Target Net Income in Investor Relations
The investor relations officer or chief financial officer using ongoing guidance to keep the investment community appraised of the target income that a business expects. Investors then use this information, along with an array of other information about a business, to estimate what its stock price should be.
Target Net Income in Loan Agreements
A lender may mandate that a borrower attain a certain minimum income level for as long as a loan is outstanding, or else the lender has the right to call the loan. This is not especially common, since net income does not necessarily relate to the amount of cash flow that a borrower generates - and which is much more relevant for determining whether it can repay a loan.
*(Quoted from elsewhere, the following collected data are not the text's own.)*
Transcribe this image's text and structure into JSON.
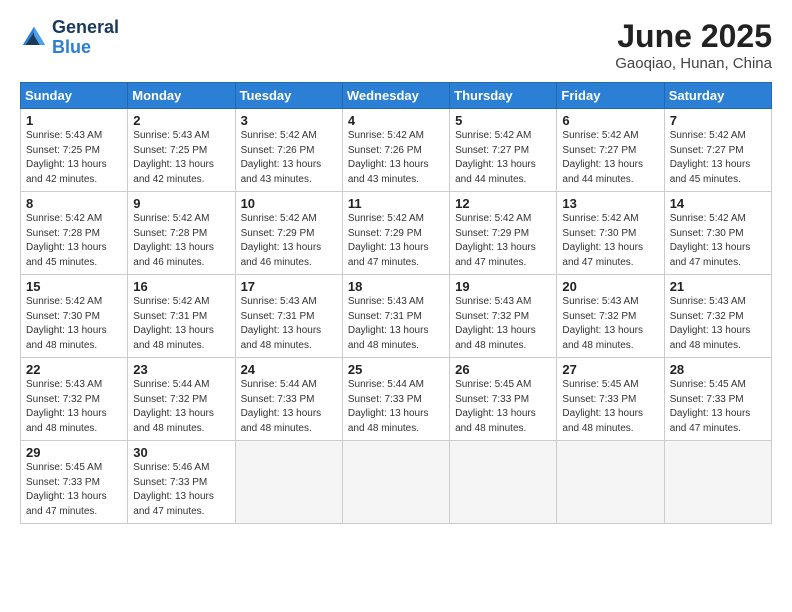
{
  "logo": {
    "line1": "General",
    "line2": "Blue"
  },
  "title": "June 2025",
  "subtitle": "Gaoqiao, Hunan, China",
  "weekdays": [
    "Sunday",
    "Monday",
    "Tuesday",
    "Wednesday",
    "Thursday",
    "Friday",
    "Saturday"
  ],
  "weeks": [
    [
      {
        "day": 1,
        "sunrise": "5:43 AM",
        "sunset": "7:25 PM",
        "daylight": "13 hours and 42 minutes."
      },
      {
        "day": 2,
        "sunrise": "5:43 AM",
        "sunset": "7:25 PM",
        "daylight": "13 hours and 42 minutes."
      },
      {
        "day": 3,
        "sunrise": "5:42 AM",
        "sunset": "7:26 PM",
        "daylight": "13 hours and 43 minutes."
      },
      {
        "day": 4,
        "sunrise": "5:42 AM",
        "sunset": "7:26 PM",
        "daylight": "13 hours and 43 minutes."
      },
      {
        "day": 5,
        "sunrise": "5:42 AM",
        "sunset": "7:27 PM",
        "daylight": "13 hours and 44 minutes."
      },
      {
        "day": 6,
        "sunrise": "5:42 AM",
        "sunset": "7:27 PM",
        "daylight": "13 hours and 44 minutes."
      },
      {
        "day": 7,
        "sunrise": "5:42 AM",
        "sunset": "7:27 PM",
        "daylight": "13 hours and 45 minutes."
      }
    ],
    [
      {
        "day": 8,
        "sunrise": "5:42 AM",
        "sunset": "7:28 PM",
        "daylight": "13 hours and 45 minutes."
      },
      {
        "day": 9,
        "sunrise": "5:42 AM",
        "sunset": "7:28 PM",
        "daylight": "13 hours and 46 minutes."
      },
      {
        "day": 10,
        "sunrise": "5:42 AM",
        "sunset": "7:29 PM",
        "daylight": "13 hours and 46 minutes."
      },
      {
        "day": 11,
        "sunrise": "5:42 AM",
        "sunset": "7:29 PM",
        "daylight": "13 hours and 47 minutes."
      },
      {
        "day": 12,
        "sunrise": "5:42 AM",
        "sunset": "7:29 PM",
        "daylight": "13 hours and 47 minutes."
      },
      {
        "day": 13,
        "sunrise": "5:42 AM",
        "sunset": "7:30 PM",
        "daylight": "13 hours and 47 minutes."
      },
      {
        "day": 14,
        "sunrise": "5:42 AM",
        "sunset": "7:30 PM",
        "daylight": "13 hours and 47 minutes."
      }
    ],
    [
      {
        "day": 15,
        "sunrise": "5:42 AM",
        "sunset": "7:30 PM",
        "daylight": "13 hours and 48 minutes."
      },
      {
        "day": 16,
        "sunrise": "5:42 AM",
        "sunset": "7:31 PM",
        "daylight": "13 hours and 48 minutes."
      },
      {
        "day": 17,
        "sunrise": "5:43 AM",
        "sunset": "7:31 PM",
        "daylight": "13 hours and 48 minutes."
      },
      {
        "day": 18,
        "sunrise": "5:43 AM",
        "sunset": "7:31 PM",
        "daylight": "13 hours and 48 minutes."
      },
      {
        "day": 19,
        "sunrise": "5:43 AM",
        "sunset": "7:32 PM",
        "daylight": "13 hours and 48 minutes."
      },
      {
        "day": 20,
        "sunrise": "5:43 AM",
        "sunset": "7:32 PM",
        "daylight": "13 hours and 48 minutes."
      },
      {
        "day": 21,
        "sunrise": "5:43 AM",
        "sunset": "7:32 PM",
        "daylight": "13 hours and 48 minutes."
      }
    ],
    [
      {
        "day": 22,
        "sunrise": "5:43 AM",
        "sunset": "7:32 PM",
        "daylight": "13 hours and 48 minutes."
      },
      {
        "day": 23,
        "sunrise": "5:44 AM",
        "sunset": "7:32 PM",
        "daylight": "13 hours and 48 minutes."
      },
      {
        "day": 24,
        "sunrise": "5:44 AM",
        "sunset": "7:33 PM",
        "daylight": "13 hours and 48 minutes."
      },
      {
        "day": 25,
        "sunrise": "5:44 AM",
        "sunset": "7:33 PM",
        "daylight": "13 hours and 48 minutes."
      },
      {
        "day": 26,
        "sunrise": "5:45 AM",
        "sunset": "7:33 PM",
        "daylight": "13 hours and 48 minutes."
      },
      {
        "day": 27,
        "sunrise": "5:45 AM",
        "sunset": "7:33 PM",
        "daylight": "13 hours and 48 minutes."
      },
      {
        "day": 28,
        "sunrise": "5:45 AM",
        "sunset": "7:33 PM",
        "daylight": "13 hours and 47 minutes."
      }
    ],
    [
      {
        "day": 29,
        "sunrise": "5:45 AM",
        "sunset": "7:33 PM",
        "daylight": "13 hours and 47 minutes."
      },
      {
        "day": 30,
        "sunrise": "5:46 AM",
        "sunset": "7:33 PM",
        "daylight": "13 hours and 47 minutes."
      },
      null,
      null,
      null,
      null,
      null
    ]
  ]
}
Related AccountingTools Courses
Derivation of Target Income
Target income can be derived with cost-volume-profit analysis, which uses the following calculation:
Multiply the expected number of units to be sold by their expected contribution margin to arrive at the total contribution margin for the period.
Subtract the total amount of expected fixed cost for the period.
The result is the target income level.
Problems with Target Income
Excessive reliance on the target income concept can have an adverse impact on a business, since managers may spend too much time twisting company results to attain the target income amount, and not enough time focusing on improving the operations of the business. Long-term improvements may temporarily result in declines in short-term target income, which are offset by long-term profitability.